Ning Kang, Leong Hon Wai
Department of Computer Science, National University of Singapore, Block S15, 3 Science Drive 2, Singapore 117543, Singapore.
Comput Syst Bioinformatics Conf. 2007;6:19-30.
Peptide sequencing by tandem mass spectrometry is a very important, interesting, yet challenging problem in proteomics.

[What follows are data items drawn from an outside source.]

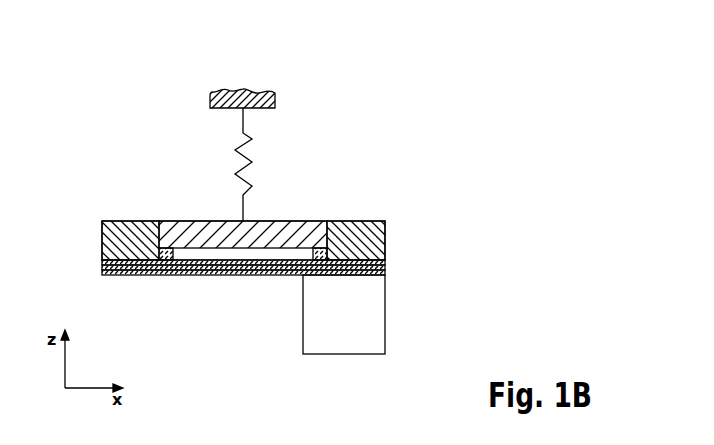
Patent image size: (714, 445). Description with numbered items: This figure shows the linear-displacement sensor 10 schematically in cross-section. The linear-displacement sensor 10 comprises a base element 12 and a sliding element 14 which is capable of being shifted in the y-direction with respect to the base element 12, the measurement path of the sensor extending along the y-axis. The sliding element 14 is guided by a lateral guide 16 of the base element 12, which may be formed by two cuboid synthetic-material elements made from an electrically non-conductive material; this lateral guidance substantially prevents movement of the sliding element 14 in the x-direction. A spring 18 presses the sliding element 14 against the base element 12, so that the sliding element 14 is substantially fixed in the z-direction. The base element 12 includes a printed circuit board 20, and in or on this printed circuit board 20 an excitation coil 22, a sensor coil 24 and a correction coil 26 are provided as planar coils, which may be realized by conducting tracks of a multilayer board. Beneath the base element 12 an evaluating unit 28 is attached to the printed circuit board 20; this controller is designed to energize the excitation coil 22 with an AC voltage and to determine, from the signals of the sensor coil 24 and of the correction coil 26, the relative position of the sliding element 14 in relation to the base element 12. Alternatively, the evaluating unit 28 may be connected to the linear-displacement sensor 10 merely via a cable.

The linear-displacement sensor 10 is at (430, 206).
The base element 12 is at (102, 238).
The sliding element 14 is at (201, 221).
The lateral guide 16 is at (131, 232).
The spring 18 is at (258, 149).
The printed circuit board 20 is at (102, 267).
The excitation coil 22 is at (124, 276).
The sensor coil 24 is at (159, 276).
The correction coil 26 is at (192, 276).
The evaluating unit 28 is at (372, 312).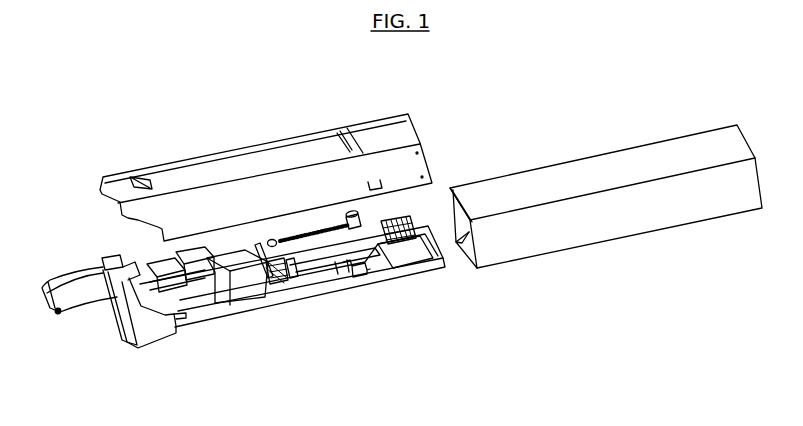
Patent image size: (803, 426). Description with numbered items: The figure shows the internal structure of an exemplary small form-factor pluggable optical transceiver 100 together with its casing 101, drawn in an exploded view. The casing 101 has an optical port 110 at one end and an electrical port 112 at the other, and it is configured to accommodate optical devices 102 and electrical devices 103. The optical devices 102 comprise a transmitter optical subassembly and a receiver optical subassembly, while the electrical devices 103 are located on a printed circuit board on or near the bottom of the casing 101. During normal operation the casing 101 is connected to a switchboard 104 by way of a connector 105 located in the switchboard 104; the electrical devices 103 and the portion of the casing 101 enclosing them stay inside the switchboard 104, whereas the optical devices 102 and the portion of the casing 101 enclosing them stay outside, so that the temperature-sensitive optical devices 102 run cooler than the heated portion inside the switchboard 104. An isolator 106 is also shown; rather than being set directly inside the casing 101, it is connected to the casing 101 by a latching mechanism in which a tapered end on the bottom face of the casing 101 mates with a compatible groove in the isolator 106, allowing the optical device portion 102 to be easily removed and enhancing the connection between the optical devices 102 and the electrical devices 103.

The small form-factor pluggable (SFP) optical transceiver 100 is at (145, 96).
The casing 101 is at (238, 160).
The optical devices 102 is at (242, 294).
The electrical devices 103 is at (343, 262).
The switchboard 104 is at (612, 167).
The connector 105 is at (463, 248).
The isolator 106 is at (261, 300).
The optical port 110 is at (110, 317).
The electrical port 112 is at (397, 218).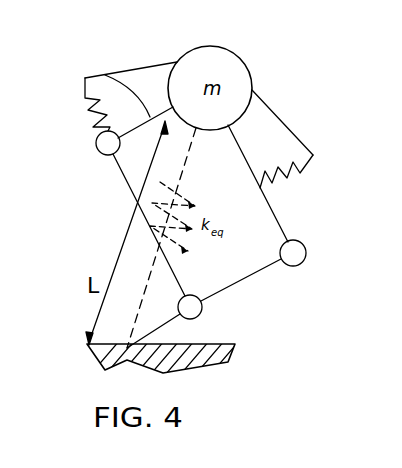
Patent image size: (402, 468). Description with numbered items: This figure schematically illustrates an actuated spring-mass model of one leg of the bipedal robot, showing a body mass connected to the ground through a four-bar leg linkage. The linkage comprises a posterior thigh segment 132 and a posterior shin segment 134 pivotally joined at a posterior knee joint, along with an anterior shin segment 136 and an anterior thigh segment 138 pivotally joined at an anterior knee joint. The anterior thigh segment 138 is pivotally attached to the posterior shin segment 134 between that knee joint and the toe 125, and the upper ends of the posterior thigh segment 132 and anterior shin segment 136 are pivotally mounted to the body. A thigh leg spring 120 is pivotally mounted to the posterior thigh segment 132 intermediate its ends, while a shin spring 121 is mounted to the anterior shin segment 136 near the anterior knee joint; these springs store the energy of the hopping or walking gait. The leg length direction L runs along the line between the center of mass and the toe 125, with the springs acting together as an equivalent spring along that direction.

The anterior shin segment 136 is at (105, 75).
The shin spring 121 is at (80, 100).
The anterior thigh segment 138 is at (118, 168).
The thigh leg spring 120 is at (312, 163).
The posterior thigh segment 132 is at (283, 233).
The posterior shin segment 134 is at (257, 278).
The toe 125 is at (127, 357).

This problem is extensively investigated by researchers recently, and the peptide sequencing results are becoming more and more accurate. However, many of these algorithms are using computational models based on some unverified assumptions. We believe that the investigation of the validity of these assumptions and related problems will lead to improvements in current algorithms. In this paper, we have first investigated peptide sequencing without preprocessing the spectrum, and we have shown that by introducing preprocessing on spectrum, peptide sequencing can be faster, easier and more accurate. We have then investigated one very important problem, the anti-symmetric problem in the peptide sequencing problem, and we have proved by experiments that model that simply ignore anti-symmetric of model that remove all anti-symmetric instances are too simple for peptide sequencing problem. We have proposed a new model for anti-symmetric problem in more realistic way. We have also proposed a novel algorithm which incorporate preprocessing and new model for anti-symmetric issue, and experiments show that this algorithm has better performance on datasets examined.
通过串联质谱进行肽测序是蛋白质组学中一个非常重要、有趣但又具有挑战性的问题。最近研究人员对这个问题进行了广泛研究,肽测序结果也越来越准确。然而,这些算法中的许多都使用基于一些未经证实假设的计算模型。我们认为,对这些假设的有效性及相关问题进行研究将有助于改进当前算法。在本文中,我们首先研究了未经光谱预处理的肽测序,并且表明通过对光谱进行预处理,肽测序可以更快、更容易且更准确。然后我们研究了一个非常重要的问题,即肽测序问题中的反对称问题,并且通过实验证明,简单忽略反对称性的模型或去除所有反对称实例的模型对于肽测序问题来说过于简单。我们以更现实的方式提出了一个针对反对称问题的新模型。我们还提出了一种新颖的算法,该算法结合了预处理和针对反对称问题的新模型,实验表明该算法在测试数据集上具有更好的性能。